Focusing on the six events, Ellis is able to show us the men behind the story. These seven men, Adams, Jefferson, Washington, Franklin, Hamilton, Madison, and Burr, were responsible for the shaping of our country more than any other man or woman. Ellis also explains the reasons for the event and its future implications on the fledgling nation.

Highly Recommended

Rating: 5 stars
Summary: How to Understand the Revolution
Review: Just finished the book and wish to share my thoughts. If you have a very sound historical perspective, but lots of unanswered questions about the "Founding Fathers" (Ellis, as well as Jefferson, demonstrate conclusively that they were brothers, not fathers), this is an incredible distillation of the issues and events that followed the Revolution.

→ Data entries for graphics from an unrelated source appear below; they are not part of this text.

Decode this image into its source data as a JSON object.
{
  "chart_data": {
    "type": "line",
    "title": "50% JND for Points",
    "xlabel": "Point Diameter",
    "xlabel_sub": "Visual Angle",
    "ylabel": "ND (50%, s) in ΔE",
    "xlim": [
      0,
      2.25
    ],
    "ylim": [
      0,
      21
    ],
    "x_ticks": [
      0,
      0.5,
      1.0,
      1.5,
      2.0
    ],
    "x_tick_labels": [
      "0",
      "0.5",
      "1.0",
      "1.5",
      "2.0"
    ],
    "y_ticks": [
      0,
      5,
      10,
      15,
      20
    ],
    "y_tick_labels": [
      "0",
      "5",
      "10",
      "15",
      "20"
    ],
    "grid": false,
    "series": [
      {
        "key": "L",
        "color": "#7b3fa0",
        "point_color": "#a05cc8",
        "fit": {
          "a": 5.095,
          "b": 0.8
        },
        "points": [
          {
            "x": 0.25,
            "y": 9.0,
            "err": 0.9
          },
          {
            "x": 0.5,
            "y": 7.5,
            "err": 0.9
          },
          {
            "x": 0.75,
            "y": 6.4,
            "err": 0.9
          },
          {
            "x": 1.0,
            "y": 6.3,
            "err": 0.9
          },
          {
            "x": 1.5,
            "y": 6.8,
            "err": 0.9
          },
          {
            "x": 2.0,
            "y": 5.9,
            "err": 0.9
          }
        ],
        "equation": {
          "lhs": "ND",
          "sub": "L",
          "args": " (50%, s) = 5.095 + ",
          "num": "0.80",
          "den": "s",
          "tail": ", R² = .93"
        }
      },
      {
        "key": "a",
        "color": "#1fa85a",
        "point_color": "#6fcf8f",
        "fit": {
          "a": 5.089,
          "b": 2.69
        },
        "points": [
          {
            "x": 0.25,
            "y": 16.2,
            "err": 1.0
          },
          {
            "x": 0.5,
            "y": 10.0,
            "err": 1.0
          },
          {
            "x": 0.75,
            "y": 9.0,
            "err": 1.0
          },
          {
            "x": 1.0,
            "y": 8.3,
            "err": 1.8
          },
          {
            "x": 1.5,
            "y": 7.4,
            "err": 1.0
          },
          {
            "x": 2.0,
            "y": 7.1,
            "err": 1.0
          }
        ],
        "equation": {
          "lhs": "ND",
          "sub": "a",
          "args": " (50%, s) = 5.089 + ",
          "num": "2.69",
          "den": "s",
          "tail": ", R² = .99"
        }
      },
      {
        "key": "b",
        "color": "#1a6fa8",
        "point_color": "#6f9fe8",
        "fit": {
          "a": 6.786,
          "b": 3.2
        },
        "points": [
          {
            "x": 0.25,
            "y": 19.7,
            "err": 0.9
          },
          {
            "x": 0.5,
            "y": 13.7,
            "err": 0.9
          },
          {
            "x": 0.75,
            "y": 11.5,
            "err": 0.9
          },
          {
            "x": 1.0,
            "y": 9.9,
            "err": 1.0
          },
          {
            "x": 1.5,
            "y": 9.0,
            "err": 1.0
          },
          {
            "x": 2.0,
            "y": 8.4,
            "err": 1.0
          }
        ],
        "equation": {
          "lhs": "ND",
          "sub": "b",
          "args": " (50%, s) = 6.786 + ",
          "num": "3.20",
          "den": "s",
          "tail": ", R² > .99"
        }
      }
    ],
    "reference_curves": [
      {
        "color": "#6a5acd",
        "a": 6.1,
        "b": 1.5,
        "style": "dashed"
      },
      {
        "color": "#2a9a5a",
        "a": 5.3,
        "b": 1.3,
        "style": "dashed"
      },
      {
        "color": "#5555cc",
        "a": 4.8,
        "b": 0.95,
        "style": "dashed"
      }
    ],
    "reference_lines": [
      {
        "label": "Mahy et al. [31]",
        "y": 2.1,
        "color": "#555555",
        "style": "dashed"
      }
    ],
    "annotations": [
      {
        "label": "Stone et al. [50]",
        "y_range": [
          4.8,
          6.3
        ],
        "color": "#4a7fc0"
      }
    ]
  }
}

This book is not for the faint of heart nor novices in critical historical perspective. Nor is it for the Ph.D candidates who want only original source materials and a "fresh" perspective. It is also not for those who need simple sentence structure -- much of the elegant language is rather obtuse, when judged by USA Today standards.

But if you are up to the challenge, this is an extraordinary book. Hamilton, Jefferson, Burr, Adams, Washington, Franklin, Madison, slavery, Federalists, Republicans, the Constitution -- this book presents a great exploration of the issues those men faced from their perspective, not just how our world now interprets their actions. I could not put it down. I recommend it highly.

Rating: 5 stars
Summary: Read This Book!
Review: Founding Brothers is an excellent book. Don't be fooled by any negative reviews. Even the most critical of reviews should give it at least three stars.

If you're looking for mini-bios about the men pictured on the cover, you will not find it in this book. The book covers the early days of our country like none other I have read. Through 6 important events spanning the first 40 years of our country after the ratification of the Constitution.

By focusing on events rather than people, Mr. Ellis can give us a more in depth, objective view of history. For instance, he doesn't take sides in the Burr-Hamilton duel. He tries to present different aspects of these revolutionary personalities.

I would recommend this book to anyone who even has the smallest interest in this time in history. The book reads easy. You'll feel like you actually spent your time wisely after finishing Founding Brothers.